Weight shaming appears to be declining more in the US than in the UK
Americans are less likely to blame people with obesity for their condition, and are more likely to believe that obesity has a medical explanation now than 3 years ago, suggest the results of two online surveys involving more than 6,000 UK and US adults, being presented at The European and International Congress on Obesity (ECOICO 2020), held online this year from 1-4 September.
In contrast, attitudes in the UK have remained largely unchanged with nearly one in three adults surveyed in both 2017 and 2020 believing that obesity is the fault of the person with the condition, and rejecting the idea that obesity is a medical problem rather than a matter of choice.
The findings highlight the importance of initiatives aimed at combating societal weight bias, researchers say.
"Weight bias causes both physical and psychological harm to people with obesity.
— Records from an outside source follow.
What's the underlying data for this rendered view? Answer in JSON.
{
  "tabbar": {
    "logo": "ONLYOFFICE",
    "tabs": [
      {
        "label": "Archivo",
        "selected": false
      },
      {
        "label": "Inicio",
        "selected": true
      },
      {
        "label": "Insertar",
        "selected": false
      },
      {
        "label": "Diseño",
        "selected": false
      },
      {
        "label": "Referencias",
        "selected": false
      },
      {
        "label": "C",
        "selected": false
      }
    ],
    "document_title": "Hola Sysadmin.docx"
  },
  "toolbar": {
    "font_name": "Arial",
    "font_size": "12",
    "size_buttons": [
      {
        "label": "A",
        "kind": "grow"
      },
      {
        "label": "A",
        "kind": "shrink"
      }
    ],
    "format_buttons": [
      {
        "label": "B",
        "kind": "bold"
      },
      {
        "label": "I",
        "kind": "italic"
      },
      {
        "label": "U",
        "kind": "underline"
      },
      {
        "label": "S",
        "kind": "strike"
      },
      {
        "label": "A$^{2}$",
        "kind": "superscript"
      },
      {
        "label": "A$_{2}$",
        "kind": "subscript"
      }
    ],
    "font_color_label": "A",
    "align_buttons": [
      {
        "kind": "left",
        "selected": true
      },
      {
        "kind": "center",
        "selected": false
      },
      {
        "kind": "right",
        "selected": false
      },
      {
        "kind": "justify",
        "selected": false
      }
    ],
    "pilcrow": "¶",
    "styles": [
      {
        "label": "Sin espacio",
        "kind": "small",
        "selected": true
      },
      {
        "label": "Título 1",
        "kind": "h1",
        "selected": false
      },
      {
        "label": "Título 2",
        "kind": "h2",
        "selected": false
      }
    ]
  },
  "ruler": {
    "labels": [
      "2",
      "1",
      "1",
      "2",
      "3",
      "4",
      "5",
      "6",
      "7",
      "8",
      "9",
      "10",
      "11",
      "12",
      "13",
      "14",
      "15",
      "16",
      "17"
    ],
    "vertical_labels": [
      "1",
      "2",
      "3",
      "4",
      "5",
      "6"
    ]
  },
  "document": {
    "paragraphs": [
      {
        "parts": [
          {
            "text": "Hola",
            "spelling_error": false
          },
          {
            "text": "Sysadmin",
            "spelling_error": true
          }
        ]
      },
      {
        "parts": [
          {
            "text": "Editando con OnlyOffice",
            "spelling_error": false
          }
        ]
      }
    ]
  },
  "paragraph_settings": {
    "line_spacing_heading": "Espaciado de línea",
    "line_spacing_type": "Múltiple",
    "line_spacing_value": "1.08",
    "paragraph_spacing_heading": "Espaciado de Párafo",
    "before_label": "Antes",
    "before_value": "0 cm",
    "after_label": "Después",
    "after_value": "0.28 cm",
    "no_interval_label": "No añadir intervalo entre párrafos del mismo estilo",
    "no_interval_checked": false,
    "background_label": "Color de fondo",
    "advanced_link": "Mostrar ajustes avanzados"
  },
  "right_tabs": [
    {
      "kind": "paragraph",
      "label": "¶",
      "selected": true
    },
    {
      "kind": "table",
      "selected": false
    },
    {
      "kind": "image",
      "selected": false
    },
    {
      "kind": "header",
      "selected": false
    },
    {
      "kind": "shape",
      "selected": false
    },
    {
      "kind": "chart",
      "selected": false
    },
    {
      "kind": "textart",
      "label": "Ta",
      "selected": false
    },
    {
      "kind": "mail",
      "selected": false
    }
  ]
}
It is an important barrier to progress in reducing its health impact", says Ted Kyle from ConscienHealth, an advocacy organisation in the U.S.. "While attitudes appear to be improving in the U.S., our study finds that blaming people for their weight is still commonplace in both countries."
Previous research suggests that explicit weight bias (overt, consciously held negative attitudes that can be measured by self-report) is more common in the UK than eight other countries including the U.S., and that harsh British attitudes to obesity are hampering efforts to tackle the obesity epidemic.
To explore this further, researchers analysed the responses from a random sample of 6,082 adults from the U.S. and UK who completed anonymous online Google surveys in November 2017 and May 2020 on the causes of obesity. Survey participants were asked their opinion on one of three different statements using a five-point scale (strongly agree to strongly disagree): that obesity is the fault of the person with obesity; that it is not their fault; or that obesity is a problem because people with obesity are blamed for the disease instead of receiving needed medical help. The results were adjusted for gender, age, country, and year.
The analyses found a significant increase in the proportion of US survey respondents agreeing that obesity is a problem because people are blamed for the condition instead of receiving the medical help they need—rising from 30% (108/360) in 2017 to 42% (164/389) in 2020 (see figure 2). But among UK respondents, agreement with the statement remained unchanged at 31% in both 2017 and 2020 (see figure 3). The results suggest that more people in the U.S. than in the UK may now view obesity as a medical problem.
The two countries also appear to be split on whether people with obesity are to blame for their condition. The proportion of US respondents who believe that obesity is the fault of the person with the condition fell from nearly one in three (31%; 115/372) in 2017 to one in four (25%; 93/377) in 2020. However, there was little change in attitude among UK respondents, with around one in three (34%; 144/426) agreeing in both 2017 and 2020 (30%; 110/372).
When asked whether obesity is not the fault of the people who have it, opinions were also divided in 2020, with more UK respondents (49%; 197/404) than US respondents (40%; 158/394) disagreeing, but similar proportions agreeing (16% vs 15%, figure 4). Overall, the responses reflect significantly less blame in the US than in the UK, researchers say.
"If someone has excess weight, there may be numerous factors at work, meaning it's not due to poor discipline or willpower", says Joe Nadglowski from the Obesity Action Coalition in the U.S. who co-authored the research. "We'd like to see public policy experts, health professionals, and the media look at these findings, step back and work on ways to challenge and change public perception of obesity. Maybe that's through public education campaigns or strong policies to prevent weight-based discrimination."
The authors note that the primary limitation of their study is that it measures explicit bias (self-reported), and not the implicit attitudes that people might not express.